Sunday, May 25, 2014

Reincarnated Brown Dog


It's been one year today. One whole year since I have hugged that sweet brown neck. In some ways it seems like it has been forever, but in others I feel like it was just yesterday. I can still tear up at just the mention of his name and each and every thought of him. But thankfully, sweet time has also allowed me the grace of laughing just as easily as crying when I think of him as well. I never wrote about losing him because I just couldn't. And it is still very hard right now. If I could take it all back, I would selfishly ask to keep him in my life, but we all know that the hardest part of loving your animals is knowing that you are most likely going to outlive them. This brown dog was my best friend. I have always been a bit of a loner when it comes to friends. Don't get me wrong, I love my friends - but I am also very much an introvert. I love to be alone and I choose my closest companions very carefully. This brown dog knew everything about me. He was there for 11.5 years of everything I went through. He stood by my side as I walked down the aisle to marry Byron and he accepted Byron into our "clique" without a blink of an eye. He stood, tail wagging as I brought both of my babies home and sniffed and licked his approval, without the blink of an eye. 

He was ALWAYS there. He was always up for a cuddle and he knew sometimes, before I did when an emotional meltdown was coming and he would sit beside me and let me cry into his fur.

So needless to say, losing this fellow wasn't easy.
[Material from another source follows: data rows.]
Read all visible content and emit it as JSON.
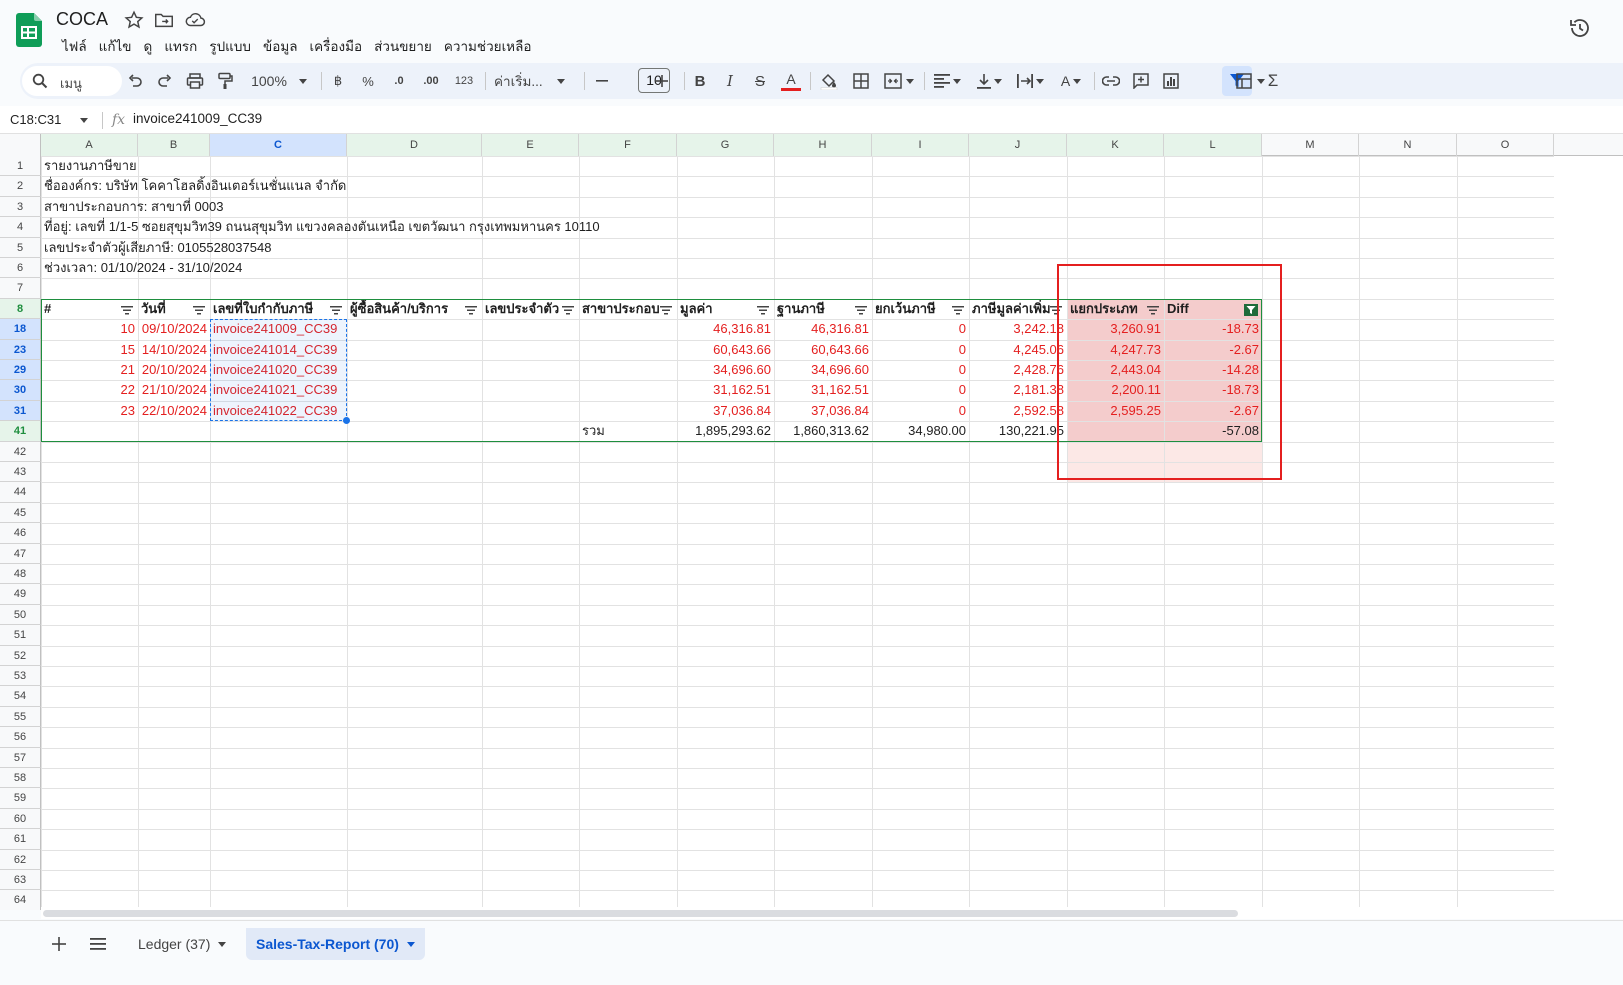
{
  "app": {
    "title": "COCA"
  },
  "menu": [
    "ไฟล์",
    "แก้ไข",
    "ดู",
    "แทรก",
    "รูปแบบ",
    "ข้อมูล",
    "เครื่องมือ",
    "ส่วนขยาย",
    "ความช่วยเหลือ"
  ],
  "toolbar": {
    "search_label": "เมนู",
    "zoom": "100%",
    "currency": "฿",
    "percent": "%",
    "dec_decrease": ".0",
    "dec_increase": ".00",
    "number_format": "123",
    "font": "ค่าเริ่ม...",
    "font_size": "10",
    "sigma": "Σ"
  },
  "formula_bar": {
    "name_box": "C18:C31",
    "fx": "fx",
    "value": "invoice241009_CC39"
  },
  "columns": [
    "A",
    "B",
    "C",
    "D",
    "E",
    "F",
    "G",
    "H",
    "I",
    "J",
    "K",
    "L",
    "M",
    "N",
    "O"
  ],
  "rows": [
    "1",
    "2",
    "3",
    "4",
    "5",
    "6",
    "7",
    "8",
    "18",
    "23",
    "29",
    "30",
    "31",
    "41",
    "42",
    "43",
    "44",
    "45",
    "46",
    "47",
    "48",
    "49",
    "50",
    "51",
    "52",
    "53",
    "54",
    "55",
    "56",
    "57",
    "58",
    "59",
    "60",
    "61",
    "62",
    "63",
    "64"
  ],
  "report": {
    "line1": "รายงานภาษีขาย",
    "line2": "ชื่อองค์กร: บริษัท โคคาโฮลดิ้งอินเตอร์เนชั่นแนล จำกัด",
    "line3": "สาขาประกอบการ: สาขาที่ 0003",
    "line4": "ที่อยู่: เลขที่ 1/1-5 ซอยสุขุมวิท39 ถนนสุขุมวิท แขวงคลองตันเหนือ เขตวัฒนา กรุงเทพมหานคร 10110",
    "line5": "เลขประจำตัวผู้เสียภาษี: 0105528037548",
    "line6": "ช่วงเวลา: 01/10/2024 - 31/10/2024"
  },
  "table": {
    "headers": [
      "#",
      "วันที่",
      "เลขที่ใบกำกับภาษี",
      "ผู้ซื้อสินค้า/บริการ",
      "เลขประจำตัว",
      "สาขาประกอบ",
      "มูลค่า",
      "ฐานภาษี",
      "ยกเว้นภาษี",
      "ภาษีมูลค่าเพิ่ม",
      "แยกประเภท",
      "Diff"
    ],
    "rows": [
      [
        "10",
        "09/10/2024",
        "invoice241009_CC39",
        "",
        "",
        "",
        "46,316.81",
        "46,316.81",
        "0",
        "3,242.18",
        "3,260.91",
        "-18.73"
      ],
      [
        "15",
        "14/10/2024",
        "invoice241014_CC39",
        "",
        "",
        "",
        "60,643.66",
        "60,643.66",
        "0",
        "4,245.06",
        "4,247.73",
        "-2.67"
      ],
      [
        "21",
        "20/10/2024",
        "invoice241020_CC39",
        "",
        "",
        "",
        "34,696.60",
        "34,696.60",
        "0",
        "2,428.76",
        "2,443.04",
        "-14.28"
      ],
      [
        "22",
        "21/10/2024",
        "invoice241021_CC39",
        "",
        "",
        "",
        "31,162.51",
        "31,162.51",
        "0",
        "2,181.38",
        "2,200.11",
        "-18.73"
      ],
      [
        "23",
        "22/10/2024",
        "invoice241022_CC39",
        "",
        "",
        "",
        "37,036.84",
        "37,036.84",
        "0",
        "2,592.58",
        "2,595.25",
        "-2.67"
      ]
    ],
    "total": {
      "label": "รวม",
      "value": "1,895,293.62",
      "tax_base": "1,860,313.62",
      "exempt": "34,980.00",
      "vat": "130,221.95",
      "diff": "-57.08"
    }
  },
  "sheets": [
    {
      "label": "Ledger (37)",
      "active": false
    },
    {
      "label": "Sales-Tax-Report (70)",
      "active": true
    }
  ],
  "colors": {
    "accent": "#0b57d0",
    "red": "#e41f1f",
    "highlight": "#f4cccc",
    "filter_green": "#1e8e3e"
  }
}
I would be lying if I said I didn't spend a few nights in deep sweats of the panic and anxiety that comes between the hours of 1 and 4 am thinking of the possibility of losing him and playing out in my mind how it would happen. I remember the first night that sort of panic set in - he was about 6 and it literally tore me up. So although I knew deep down the day would come - it never makes it easier.

But I must say - this came quick. And unexpected and in the blink of an eye and I will forever be grateful for the grace of that suddenness. Looking back I think he had a stroke. When I took him in to the vet one Friday morning panicked because he wasn't breathing right (needless to say I wan't wearing a bra, I hadn't brushed my teeth and who knows the state of my hair or the 2 children I had to bring with me) I didn't think he would make it that far. The look on my amazing vet's face as soon as she saw him told me she didn't think he would either. But that sweet, unselfish brown dog gave me one more day. One more day to take him home and do nothing but love on him all day long and tell him how much he meant to me and to thank him for being the best buddy in the whole wide. One day of bonding, sitting in the grass and bawling my eyes out. Lucy knew too. She didn't leave our side. This is the last picture I took of them together.
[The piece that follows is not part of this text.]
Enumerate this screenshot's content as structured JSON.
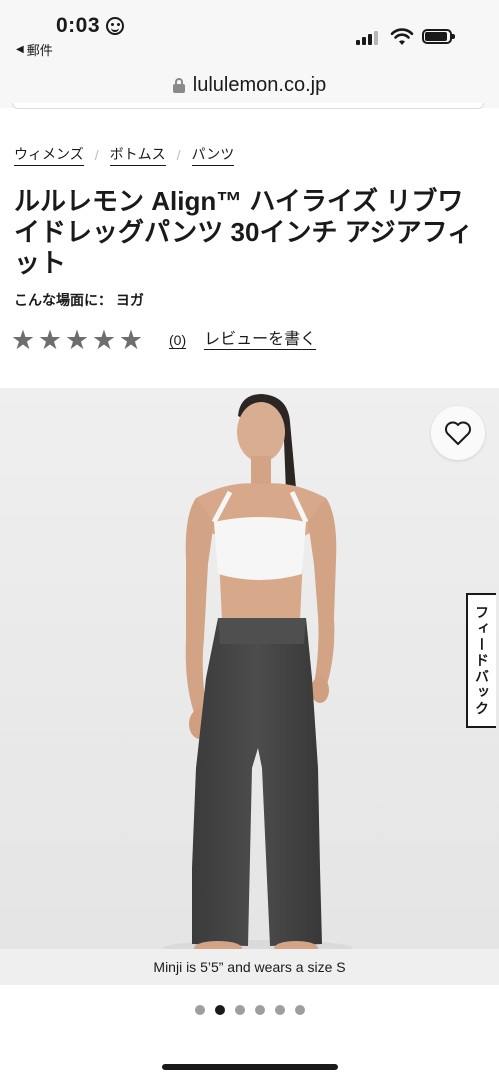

You see, he was her best friend just like he was mine. We brought Lucy home as a rescued puppy when he was 4. So all along, he taught her the ropes and helped to bring her out of her stage when she was better referred to as "Lucifer."
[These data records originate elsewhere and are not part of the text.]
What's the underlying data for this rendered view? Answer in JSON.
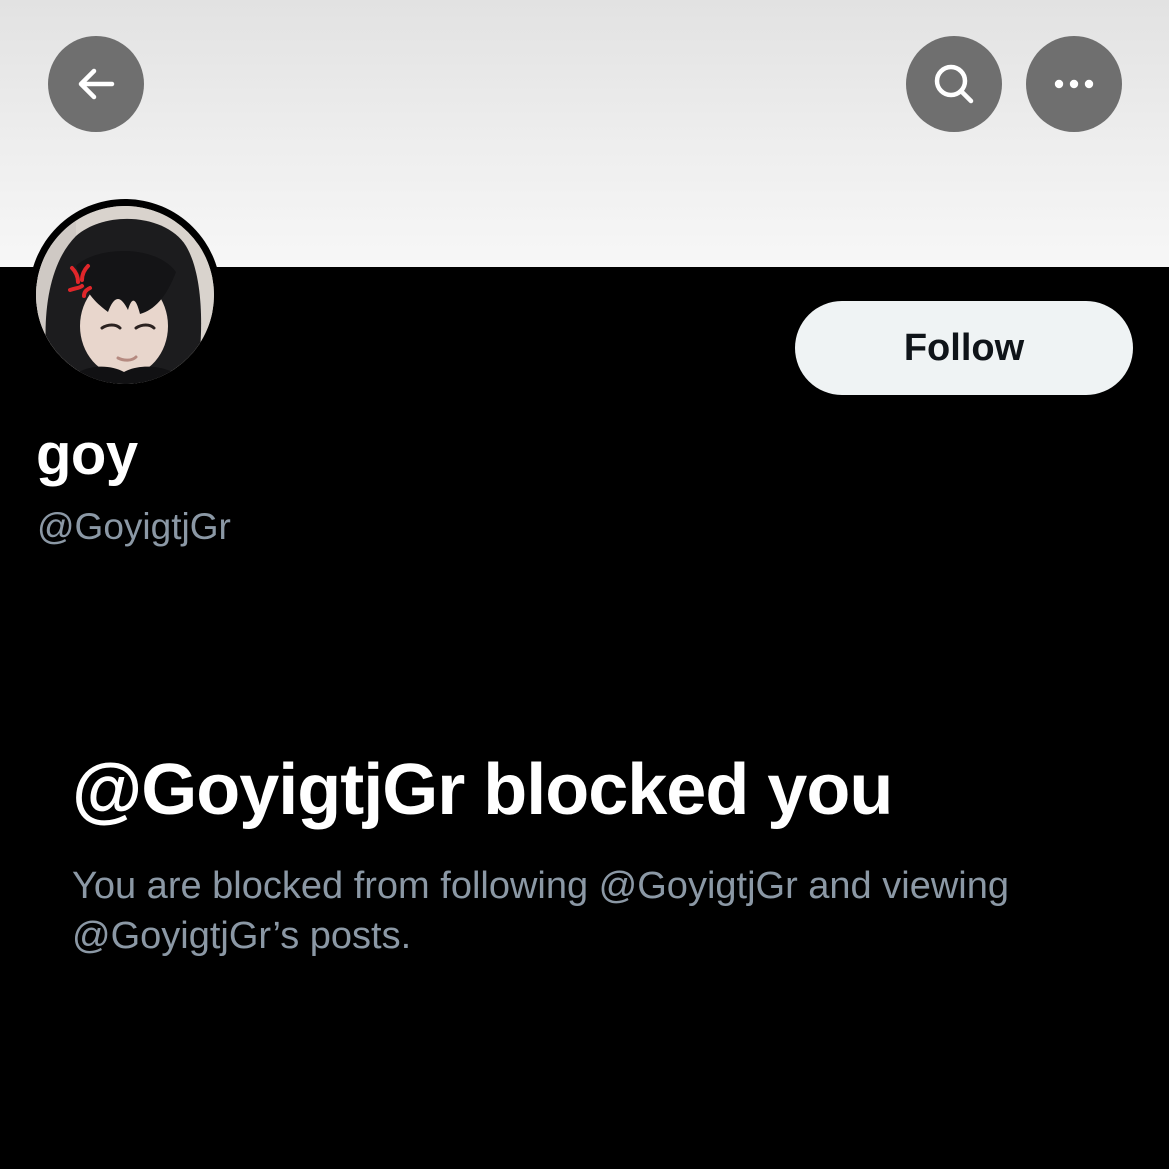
{
  "header": {
    "back_icon": "arrow-left-icon",
    "search_icon": "search-icon",
    "more_icon": "more-horizontal-icon",
    "button_bg": "#6f6f6f"
  },
  "profile": {
    "display_name": "goy",
    "handle": "@GoyigtjGr",
    "avatar_icon": "avatar-photo",
    "follow_label": "Follow"
  },
  "blocked": {
    "title": "@GoyigtjGr blocked you",
    "description": "You are blocked from following @GoyigtjGr and viewing @GoyigtjGr’s posts."
  },
  "colors": {
    "background": "#000000",
    "primary_text": "#ffffff",
    "secondary_text": "#8b98a5",
    "follow_button_bg": "#eff3f4",
    "follow_button_text": "#0f1419"
  }
}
Partners in crime. Frick and frack. Bonnie and Clyde.


Other than her "Lucifer" stage in which she ate through everything including but not limited to: hardwood floors, original 1920's built-in butler pantry shelving, a down-filled sofa, original baseboards (I think you all know how I feel about anything original, so as you can imagine those findings still make me cringe when I think back), a metal dog crate and my parent's kitchen cabinets in their new house; Lucy was not the "bad" dog. Mallard had quite the reputation. He was rotten as they come and knew he was exempt from pretty much any rule that was made. He had a terrible PICA habit and had a love for the trashcan and cat box. I can remember coming home from work (a 12 hour shift mind you) only to find him with the top of the trash can stuck on his head. Busted. I figured that was punishment enough. He begged, he whined, he was grumpy, he barked at the wind, he was neurotic and he would worry the snot out of anyone within a 5 mile radius of a tennis ball. He was notorious for getting into things so much that in this story (I just died laughing reading it again), when Lucy was the culprit, I immediately figured it was him.  

So, needless to say our house was very quiet and very boring for the first month or so after saying goodbye. I never realized HOW loud he was until he was gone. It was so quiet in the house it was odd. We left Lucy outside a number of times just because she was so quiet and never barked. It was a sad and quiet house.

Until (and this is when the story gets happier - promise)...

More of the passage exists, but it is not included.